Fitnah di sini maknanya cobaan yang dapat merusak agama seseorang atau menjerumuskan orang dalam dosa. Maka dengan mengetahui bimbingan dan peringatan ini semestinya membuat kita berhati-hati dalam bergaul dengan wanita, mengikuti anjuran dan tidak keluar dari koridor syariat, agar tidak menjadi fitnah yang merusak agama kita.

↔↔ 2. Menyentuh wanita

Rasulullah shallallahu ‘alaihi wa sallam bersabda,

لأَنْ يُطْعَنَ فِي رَأْسِ رَجُلٍ بِمِخْيَطٍ مِنْ حَدِيدٍ خَيْرٌ لَهُ مِنْ أَنْ يَمَسَّ امْرَأَةً لا تَحِلُّ لَهُ

“Ditusuknya kepala seseorang dengan pasak dari besi, sungguh itu lebih baik baginya daripada menyentuh wanita yang tidak halal baginya (bukan mahramnya)” (HR. Ar Ruyani dalam Musnad-nya, 2/227,dishahihkan Al Albani dalam Silsilah Ash Shahihah, 1/447).

Hadits ini jelas melarang menyentuh wanita yang bukan mahram secara mutlak, baik dengan syahwat maupun tanpa syahwat.

Imam Nawawi berkata: “Ash-hab kami (para ulama syafi’iyyah) berkata bahwa setiap yang diharamkan untuk dipandang maka haram menyentuhnya. Dan terkadang dibolehkan melihat (wanita ajnabiyah) namun haram menyentuhnya. Karena boleh memandang wanita ajnabiyah dalam berjual beli atau ketika ingin mengambil atau memberi sesuatu ataupun semisal dengannya. Namun tetap tidak boleh untuk menyentuh mereka dalam keadaan-keadaan tersebut” (Al Majmu’: 4/635).

Dan menyentuh wanita ini terlarang secara mutlak baik dengan adanya pelapis ataupun tidak. Syaikh Abdul Aziz bin Baz mengatakan: “Tidak diperbolehkan kepada wanita tua renta, ataupun wanita muda, ini pendapat yang tepat. Baik dilakukan dengan penghalang, walaupun ia memakai sesuatu di tangannya, maka hendaknya ia tidak bersalaman secara mutlak. Karena bersalaman dengan penghalang itu adalah wasilah kepada bersalaman lain yang tanpa penghalang” (Sumber: web http://binbaz.or.sa).

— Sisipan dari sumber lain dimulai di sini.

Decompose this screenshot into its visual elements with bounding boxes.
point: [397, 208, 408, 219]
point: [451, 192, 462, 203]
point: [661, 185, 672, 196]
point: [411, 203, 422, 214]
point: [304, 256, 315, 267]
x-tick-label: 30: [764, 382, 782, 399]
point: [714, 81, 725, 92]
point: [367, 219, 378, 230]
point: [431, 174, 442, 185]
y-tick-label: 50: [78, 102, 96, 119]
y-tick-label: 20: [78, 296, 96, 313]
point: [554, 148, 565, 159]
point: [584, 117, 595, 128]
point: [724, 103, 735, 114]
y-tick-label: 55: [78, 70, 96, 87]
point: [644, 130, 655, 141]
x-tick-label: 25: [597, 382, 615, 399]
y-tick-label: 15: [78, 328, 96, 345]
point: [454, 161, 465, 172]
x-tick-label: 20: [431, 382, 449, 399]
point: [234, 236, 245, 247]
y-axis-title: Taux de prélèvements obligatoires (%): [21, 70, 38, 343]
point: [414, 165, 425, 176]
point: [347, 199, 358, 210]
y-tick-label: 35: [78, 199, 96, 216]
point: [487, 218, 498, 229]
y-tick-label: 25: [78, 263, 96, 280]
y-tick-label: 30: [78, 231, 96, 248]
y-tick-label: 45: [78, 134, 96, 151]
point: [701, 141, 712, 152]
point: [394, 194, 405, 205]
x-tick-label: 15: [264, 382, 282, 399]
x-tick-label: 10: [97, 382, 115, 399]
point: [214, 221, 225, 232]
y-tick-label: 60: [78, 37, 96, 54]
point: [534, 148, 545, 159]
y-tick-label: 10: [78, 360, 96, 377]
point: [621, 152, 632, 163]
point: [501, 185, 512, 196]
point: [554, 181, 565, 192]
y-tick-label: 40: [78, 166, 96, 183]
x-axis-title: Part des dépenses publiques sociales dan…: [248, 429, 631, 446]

Beliau juga mengatakan: “tidak ada bedanya bersalaman antara lelaki dan wanita yang bukan mahram baik dengan pelapis maupun tanpa pelapis, berdasarkan keumuman dalil-dalil yang ada, dan dalam rangka saddudz dzari’ah (menutup sarana) yang mengantarkan kepada fitnah” (Sumber: web http://binbaz.org.sa).

↔↔ 3. Zina maknawi

Perlu diketahui bahwa ada zina secara maknawi, yang pelakunya memang tidak dijatuhkan hukuman rajam atau cambuk namun tetap diancam dosa karena merupakan pengantar menuju zina hakiki. Rasulullah Shallallahu’alaihi Wasallam bersabda:

إن اللهَ كتب على ابنِ آدمَ حظَّه من الزنا ، أدرك ذلك لا محالةَ ، فزنا العينِ النظرُ ، وزنا اللسانِ المنطقُ ، والنفسُ تتمنى وتشتهي ، والفرجُ يصدقُ ذلك كلَّه أو يكذبُه

“sesungguhnya Allah telah menakdirkan bahwa pada setiap anak Adam memiliki bagian dari perbuatan zina yang pasti terjadi dan tidak mungkin dihindari. Zinanya mata adalah penglihatan, zinanya lisan adalah ucapan, sedangkan nafsu (zina hati) adalah berkeinginan dan berangan-angan, dan kemaluanlah yang membenarkan atau mengingkarinya” (HR. Al Bukhari 6243).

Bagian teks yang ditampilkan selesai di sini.